Judge rules Virginia elections board violated law with late absentee mail-in ballot rule

Judge rules Virginia elections board violated law with late
absentee mail-in ballot rule 1

Last August, the Virginia Board of Elections issued a rule that would’ve allowed elections officials to count late mail-in ballots that arrived without a postmark up to three days after the November election. On Monday, a state judge ruled that the board’s decision was illegal.

Virginia Circuit Court Judge William Eldridge said that Virginia’s mail-in ballot rule violated state elections law and issued an injunction preventing the state from adopting the rule for future elections, the Daily Caller reported. The judge’s decision was announced by the Public Interest Legal Foundation (PILF), a legal group representing Frederick County electoral board member Thomas Reed in his case against the state mail-in ballot law.

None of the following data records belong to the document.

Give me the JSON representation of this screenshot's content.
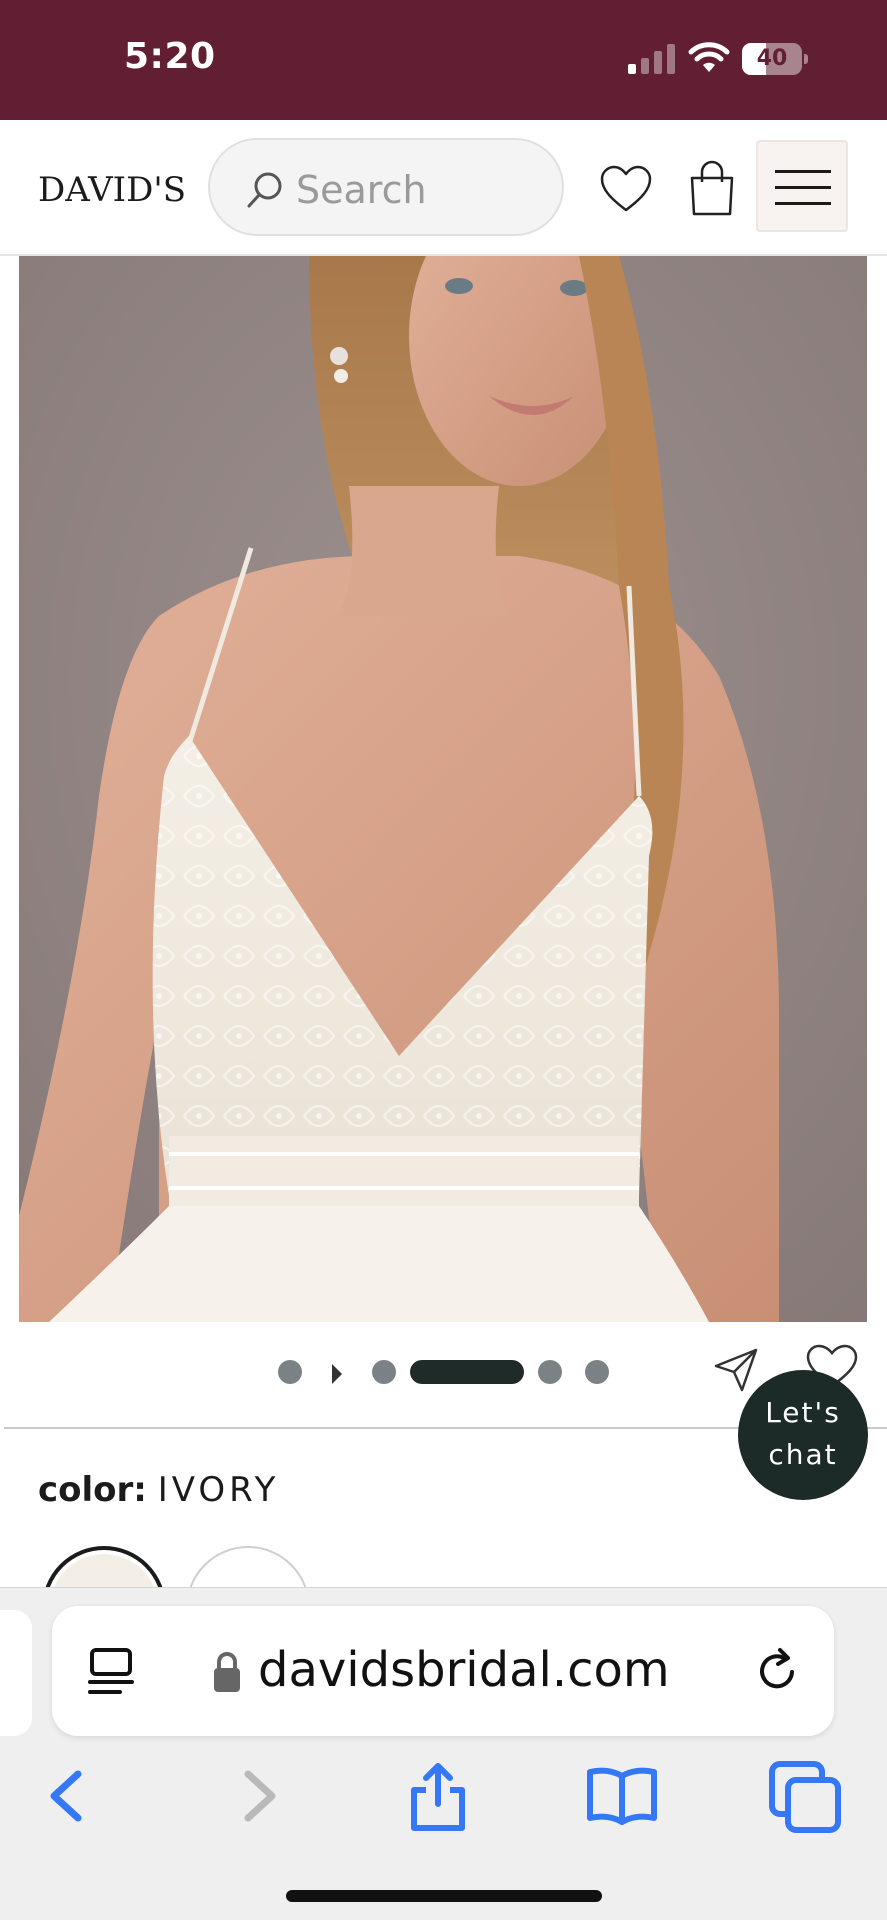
{
  "status_bar": {
    "time": "5:20",
    "battery_level": "40",
    "battery_fraction": 0.4,
    "background_color": "#621f34"
  },
  "header": {
    "logo_text": "DAVID'S",
    "search_placeholder": "Search",
    "icons": [
      "search-icon",
      "heart-icon",
      "shopping-bag-icon",
      "hamburger-menu-icon"
    ]
  },
  "product": {
    "image_alt": "Model wearing ivory lace-bodice wedding dress with spaghetti straps",
    "carousel": {
      "total_images": 5,
      "active_index": 2
    },
    "color_label": "color:",
    "color_value": "IVORY",
    "swatch_colors": [
      "#f3efe6",
      "#ffffff"
    ]
  },
  "chat": {
    "line1": "Let's",
    "line2": "chat",
    "color": "#1c2a28"
  },
  "browser": {
    "url": "davidsbridal.com",
    "accent_color": "#3478f6",
    "toolbar_icons": [
      "back-icon",
      "forward-icon",
      "share-icon",
      "bookmarks-icon",
      "tabs-icon"
    ]
  }
}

“This is a big win for the Rule of Law,” PILF President and General Counsel J. Christian Adams said. “This consent decree gives Mr. Reed everything he requested – a permanent ban on accepting ballots without postmarks after Election Day and is a loss for the Virginia bureaucrats who said ballots could come in without these protections.”

The Virginia Board of Elections issued its election guidance to county boards on Aug. 4, 2020, notifying them that any ballots “received by the general registrar’s office by noon on the third day after the election … but does not have a postmark, or the postmark is missing or illegible” were not to be rendered invalid. But a week later, the elections board decided that such ballots should be counted.

On Oct. 13, PILF filed a lawsuit against the state elections board on behalf of Reed, who argued that he would not enforce the directive because it violated state law.

The relevant Virginia statute states: “Any absentee ballot returned to the general registrar after the closing of the polls on election day but before noon on the third day after the election and postmarked on or before the date of the election shall be counted.” Reed’s lawyers argued that a plain reading of state law prevents ballots that lack a postmark from being counted.

Two weeks later on Oct. 28, 2020, the court sided with Reed in a preliminary injunction hearing, issuing an order that prevented the state of Virginia from accepting and counting late absentee ballots that were missing postmarks.

The result is that none of the contested ballots were counted in the November election and Judge Eldridge’s final ruling siding with Reed over the Virginia elections board will not change the outcome.

The ruling, however, will apply to future elections in Virginia, including the November 2021 gubernatorial and state legislature elections.